„Das Beste der Musik steht nicht in den Noten.“ Kurt Redel hielt es mit Gustav Mahler, seinerseits – auch – ein begeisterter Bearbeiter. Das Pro Arte Orchester verdankt seine Berühmtheit neben Redels faszinierenden Interpretationen vor allem auch dessen Bearbeitungen meistens bekannter Musikstücke, die er in seinem Sinne umformte. Das Programm des heutigen Abends umfasst daher die Highlights des Pro Arte Orchesters, wie sie in der Salle Pleyel in Paris in den 70-er Jahren erklangen.
Original gespielt wird das Violinkonzert von Johann Sebastian Bach in E BWV 1042, es ist (wie das Violinkonzert a-moll) vermutlich um 1720 in seiner Zeit als Kapell- und Konzertmeister (!) in Köthen entstanden. Obwohl Bachs Orgelwerke mehr Anklang fanden, komponierte er hier auch die 6 Sonaten und Partiten für Violine solo und die 6 Suiten für Violoncello, befasste sich also intensivst mit den Möglichkeiten der „modernen“ Streichinstrumente. Vorbild waren die Violinkonzerte Antonio Vivaldis, die er schon seit seiner Zeit in Weimar für sich abschrieb und zum Teil auch bearbeitete. Beide Konzerte wurden zunächst wohl selten aufgeführt und von Bach selbst zu Cembalokonzerten umgearbeitet (BWV 1054 und 1058). Wie viele seiner Kompositionen gerieten sie in Vergessenheit und wurden von Karl Friedrich Zelter 1812 für die Berliner Singakademie wiederentdeckt. Die berühmten Geiger Joseph Joachim und Leopold Auer kannten das E-Dur Konzert immerhin. Zum allgemeinen Violin-Repertoire gehört es erst seit Eugène Ysaÿes bahnbrechender Aufführung 1899. Dabei gehört vor allem der langsame Satz zu dem Berührendsten, was wir von Bach kennen.
Die VI Concerto a Flauto Traverso op.10 von Antonio Vivaldi 1728 sind tatsächlich für Streichorchester und Querflöte komponiert, obwohl Vivaldi bis dahin für seine Violinkonzerte, vor allem für die Sammlung der Quattro Stagioni op.8 berühmt geworden war. Die Anregung, auch für Flöte zu komponieren, erhielt Vivaldi vermutlich von einem Besuch des Flötisten Johann Joachim Quantz in Venedig. Das Ospedale della Pietà, an dem Vivaldi unterrichtete (ursprünglich ein Waisenhaus, das sich aber im Lauf der Zeit zu einem Seminar für Musikerinnen entwickelt hatte), genoss ja einen hervorragenden Ruf und lockte Musikreisende aus ganz Europa an, die von dem modernen Konzept einer professionellen Berufsausbildung für junge Frauen fasziniert waren.

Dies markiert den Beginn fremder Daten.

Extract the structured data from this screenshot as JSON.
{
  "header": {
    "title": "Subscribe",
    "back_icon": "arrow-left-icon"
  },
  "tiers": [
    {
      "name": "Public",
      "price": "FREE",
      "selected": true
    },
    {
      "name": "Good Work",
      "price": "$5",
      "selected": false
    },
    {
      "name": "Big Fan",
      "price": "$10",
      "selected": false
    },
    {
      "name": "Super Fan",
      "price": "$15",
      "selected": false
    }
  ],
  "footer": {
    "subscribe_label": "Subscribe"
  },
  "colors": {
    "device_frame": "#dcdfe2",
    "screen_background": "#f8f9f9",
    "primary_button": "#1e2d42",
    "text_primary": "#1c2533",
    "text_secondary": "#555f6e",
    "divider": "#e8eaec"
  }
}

Das zweite Konzert der Sammlung, La Notte, entspricht überraschenderweise nicht dem von Vivaldi selbst entwickelten italienischen Konzerttypus mit der Satzfolge schnell-langsam-schnell, sondern dem einer Suite mit mehreren Sätzen: Largo, Presto Fantasmi, Largo, Presto, Largo Il Sonno, Allegro und lässt dem Hörer Raum für freie Assoziationen bezüglich der Ereignisse dieser Nacht.

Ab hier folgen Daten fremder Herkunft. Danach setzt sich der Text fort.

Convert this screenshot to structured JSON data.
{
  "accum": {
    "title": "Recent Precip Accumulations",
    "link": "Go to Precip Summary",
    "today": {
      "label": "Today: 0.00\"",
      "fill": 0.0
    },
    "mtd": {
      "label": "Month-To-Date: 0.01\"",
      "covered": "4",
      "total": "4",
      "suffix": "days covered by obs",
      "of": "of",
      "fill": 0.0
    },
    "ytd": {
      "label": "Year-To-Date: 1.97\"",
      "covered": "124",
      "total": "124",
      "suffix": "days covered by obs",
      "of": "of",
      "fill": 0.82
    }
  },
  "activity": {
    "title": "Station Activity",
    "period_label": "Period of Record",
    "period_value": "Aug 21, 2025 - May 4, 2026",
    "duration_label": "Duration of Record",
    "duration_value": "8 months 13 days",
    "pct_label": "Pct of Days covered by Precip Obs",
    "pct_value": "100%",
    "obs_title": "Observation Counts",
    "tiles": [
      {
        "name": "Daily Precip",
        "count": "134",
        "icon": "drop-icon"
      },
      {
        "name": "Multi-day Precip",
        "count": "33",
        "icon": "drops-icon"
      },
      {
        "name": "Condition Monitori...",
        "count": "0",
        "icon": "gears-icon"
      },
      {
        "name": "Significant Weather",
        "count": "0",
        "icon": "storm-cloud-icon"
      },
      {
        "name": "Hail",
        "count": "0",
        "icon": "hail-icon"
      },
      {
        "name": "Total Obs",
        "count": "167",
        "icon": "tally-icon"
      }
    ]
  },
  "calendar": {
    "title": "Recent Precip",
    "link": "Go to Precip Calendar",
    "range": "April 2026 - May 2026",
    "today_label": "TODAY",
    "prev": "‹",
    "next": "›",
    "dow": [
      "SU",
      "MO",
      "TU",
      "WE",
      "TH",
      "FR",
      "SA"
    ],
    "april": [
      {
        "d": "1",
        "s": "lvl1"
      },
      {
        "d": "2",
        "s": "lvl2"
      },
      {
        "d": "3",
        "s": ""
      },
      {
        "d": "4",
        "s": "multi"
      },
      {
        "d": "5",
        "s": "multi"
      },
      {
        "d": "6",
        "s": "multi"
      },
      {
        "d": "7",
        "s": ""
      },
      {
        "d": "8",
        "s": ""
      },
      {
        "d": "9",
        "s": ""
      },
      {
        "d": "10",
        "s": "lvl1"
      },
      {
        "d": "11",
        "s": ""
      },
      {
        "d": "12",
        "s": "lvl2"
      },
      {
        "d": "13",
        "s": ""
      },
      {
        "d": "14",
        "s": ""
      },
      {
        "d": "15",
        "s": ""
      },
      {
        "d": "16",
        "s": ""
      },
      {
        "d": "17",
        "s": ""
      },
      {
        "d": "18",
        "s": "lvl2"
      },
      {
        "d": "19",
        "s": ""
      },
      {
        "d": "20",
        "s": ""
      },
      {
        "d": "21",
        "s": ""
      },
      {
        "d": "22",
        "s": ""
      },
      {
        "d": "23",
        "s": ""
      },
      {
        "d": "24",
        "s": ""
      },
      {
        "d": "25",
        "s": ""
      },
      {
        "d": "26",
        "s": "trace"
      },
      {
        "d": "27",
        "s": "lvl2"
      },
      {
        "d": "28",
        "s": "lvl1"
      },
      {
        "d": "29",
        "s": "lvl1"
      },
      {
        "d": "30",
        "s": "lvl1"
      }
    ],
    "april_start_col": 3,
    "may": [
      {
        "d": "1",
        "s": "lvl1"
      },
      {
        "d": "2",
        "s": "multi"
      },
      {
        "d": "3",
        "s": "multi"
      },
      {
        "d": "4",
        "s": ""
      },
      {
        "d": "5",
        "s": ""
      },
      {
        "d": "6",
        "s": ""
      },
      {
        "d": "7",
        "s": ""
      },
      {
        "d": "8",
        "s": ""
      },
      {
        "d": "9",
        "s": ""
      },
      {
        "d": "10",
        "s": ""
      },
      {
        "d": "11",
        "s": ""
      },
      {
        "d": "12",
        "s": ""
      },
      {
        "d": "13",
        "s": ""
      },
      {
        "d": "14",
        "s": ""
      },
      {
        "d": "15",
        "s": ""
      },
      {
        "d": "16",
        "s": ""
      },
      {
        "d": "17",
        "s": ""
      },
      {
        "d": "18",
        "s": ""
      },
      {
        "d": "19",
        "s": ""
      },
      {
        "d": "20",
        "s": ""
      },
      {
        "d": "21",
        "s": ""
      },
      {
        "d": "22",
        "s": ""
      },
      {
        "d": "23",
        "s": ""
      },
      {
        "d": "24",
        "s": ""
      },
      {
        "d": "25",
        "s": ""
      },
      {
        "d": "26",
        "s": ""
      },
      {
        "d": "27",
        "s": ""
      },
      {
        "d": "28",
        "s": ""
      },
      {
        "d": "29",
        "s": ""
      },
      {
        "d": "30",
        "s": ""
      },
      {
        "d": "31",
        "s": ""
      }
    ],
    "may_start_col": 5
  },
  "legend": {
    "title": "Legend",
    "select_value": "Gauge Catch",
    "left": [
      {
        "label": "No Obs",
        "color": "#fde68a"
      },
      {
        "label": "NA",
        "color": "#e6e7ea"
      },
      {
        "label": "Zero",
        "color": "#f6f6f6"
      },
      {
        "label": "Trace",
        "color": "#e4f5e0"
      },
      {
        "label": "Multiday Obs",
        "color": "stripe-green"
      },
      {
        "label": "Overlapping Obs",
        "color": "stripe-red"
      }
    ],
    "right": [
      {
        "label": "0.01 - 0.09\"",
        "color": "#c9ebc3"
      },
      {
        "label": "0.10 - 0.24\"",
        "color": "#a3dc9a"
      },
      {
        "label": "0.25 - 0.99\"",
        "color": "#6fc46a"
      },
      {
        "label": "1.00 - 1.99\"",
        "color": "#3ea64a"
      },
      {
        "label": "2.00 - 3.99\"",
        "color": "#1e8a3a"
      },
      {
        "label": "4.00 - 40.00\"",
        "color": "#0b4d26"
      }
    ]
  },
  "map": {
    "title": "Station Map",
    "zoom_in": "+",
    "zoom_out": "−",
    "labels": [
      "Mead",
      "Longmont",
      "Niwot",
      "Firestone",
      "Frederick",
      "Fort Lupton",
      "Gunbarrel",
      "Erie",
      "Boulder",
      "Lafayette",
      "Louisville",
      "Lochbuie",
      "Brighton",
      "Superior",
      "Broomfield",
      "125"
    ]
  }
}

An vielen Stellen sind Aufführungshinweise für die Spieler genau notiert, zu dem zentralen Satz Il sonno (Schlaf oder eher Traum?) schrieb sich Redel in die Noten: „Flöte fantasiert“… Ein weiteres fantastisches Flötensolo begegnet uns in der Pariser Fassung von Christoph Willibald Glucks Orphée et Euridice. 1762 hatte Gluck in Wien seine Reformoper Orfeo ed Euridice uraufgeführt, die einen Gegenentwurf zu der inzwischen verknöcherten, von den komplizierten schematischen Libretti Pietro Metastasios geprägten Barockoper vorstellen sollte.
Der Reigen seliger Geister gegen Ende des 2. Aktes steht am Höhepunkt der Handlung: Gleich darauf erblickt Orfeo tatsächlich Euridice, die zu finden er ins Totenreich hinabgestiegen ist. Für die Aufführungen in Paris musste Gluck vor allem die Balletszenen erweitern, er fügte vor den Reigen seinen Furientanz aus Don Juan ein und komponierte als 3. Ballettnummer ein Solo für Flöte, die eine wie improvisiert wirkende Melodie bläst, wie geschaffen für einen Zauberer der Flöte wie Redel einer war. Sie wird nur begleitet von den zwei Violinen, die Violen spielen gemeinsam mit den Bässen.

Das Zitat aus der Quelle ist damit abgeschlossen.